DUBAI: Veolia a signé un premier semestre 2026 solide, porté par une amélioration de sa rentabilité et une croissance de ses principaux indicateurs financiers. Fort de ces résultats, le groupe relève ses objectifs pour l'ensemble de l'année et confirme la trajectoire de son plan stratégique GreenUp.

Le chiffre d'affaires atteint 22,2 milliards d'euros, en hausse de 1,5 %, tandis que l'EBITDA progresse de 5 % pour s'établir à 3,55 milliards d'euros. La marge d'EBITDA s'améliore de 70 points de base, reflet des efforts continus du groupe en matière d'efficacité opérationnelle. Le résultat net courant part du groupe s'élève à 837 millions d'euros, en progression de 10,4 %, dépassant le rythme de croissance initialement attendu.

Cette performance repose sur la bonne tenue des activités Eau et Énergie, sur une croissance soutenue à l'international, notamment dans les Amériques et en Asie, ainsi que sur des gains d'efficacité de 195 millions d'euros réalisés au premier semestre. Veolia continue de bénéficier d'une forte demande pour ses services liés à la gestion de l'eau, de l'énergie et des déchets, tout en maintenant une discipline stricte sur ses coûts et ses investissements.

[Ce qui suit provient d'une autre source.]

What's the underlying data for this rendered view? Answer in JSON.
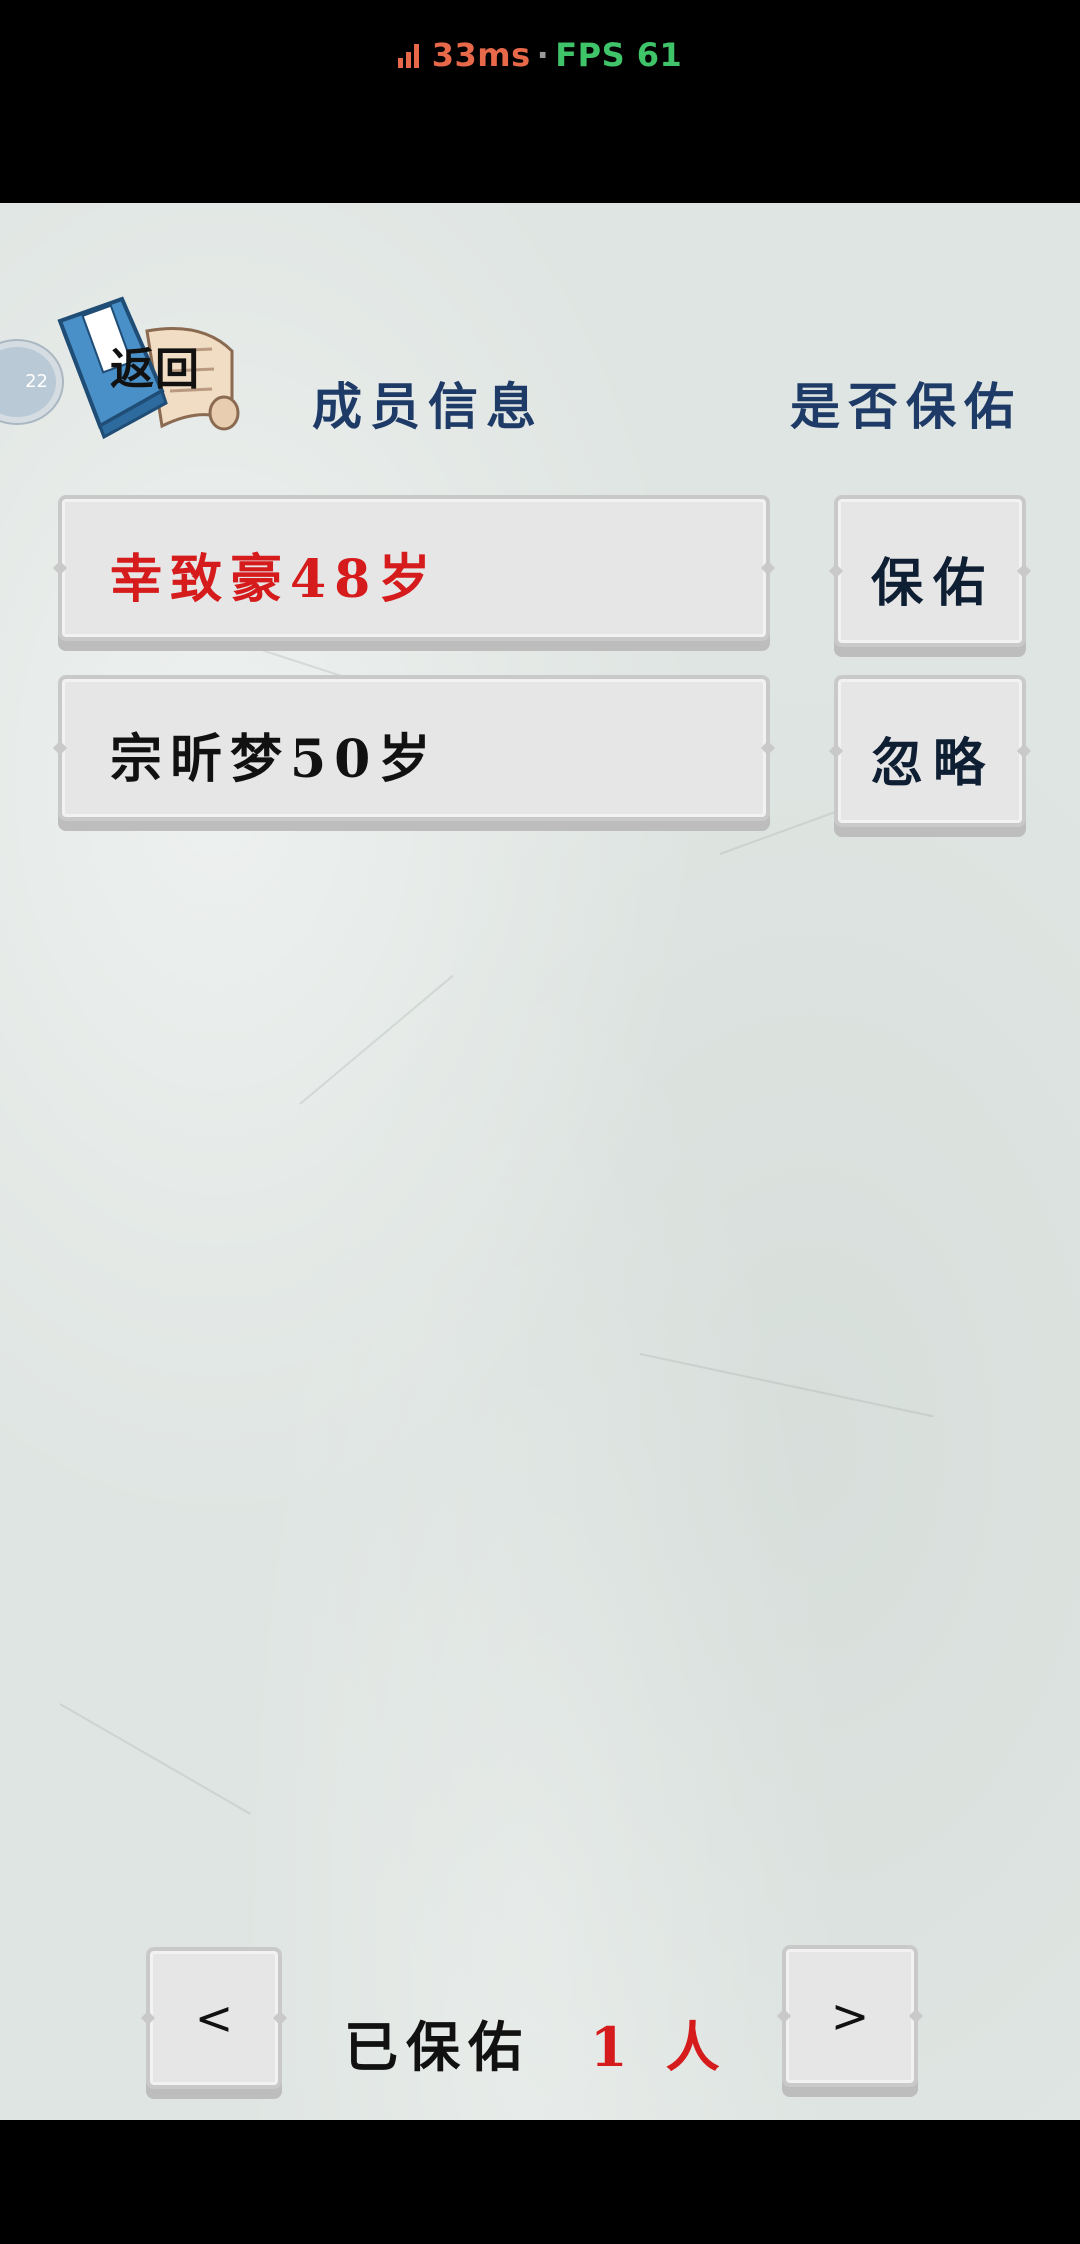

Le groupe poursuit également sa transformation avec la finalisation de l'acquisition de Clean Earth, qui renforce sa position sur le marché américain du traitement des déchets dangereux. Cette opération s'inscrit dans la stratégie de développement international de Veolia et devrait contribuer à sa croissance à partir de 2027.

Parallèlement, Veolia accélère son développement sur les marchés liés aux centres de données, à la microélectronique et aux solutions numériques. Le groupe vise un milliard d'euros de chiffre d'affaires annuel sur ces activités d'ici 2030 et entend accroître le rôle de l'intelligence artificielle dans l'amélioration de son efficacité opérationnelle.

Au vu de ces performances, Veolia relève son objectif de croissance du résultat net courant pour 2026 à un minimum de 8 %, contre une prévision précédente plus prudente, et confirme l'ensemble des ambitions de son plan GreenUp. Ces résultats illustrent la capacité du groupe à conjuguer croissance, amélioration de la rentabilité et investissements dans ses relais de développement.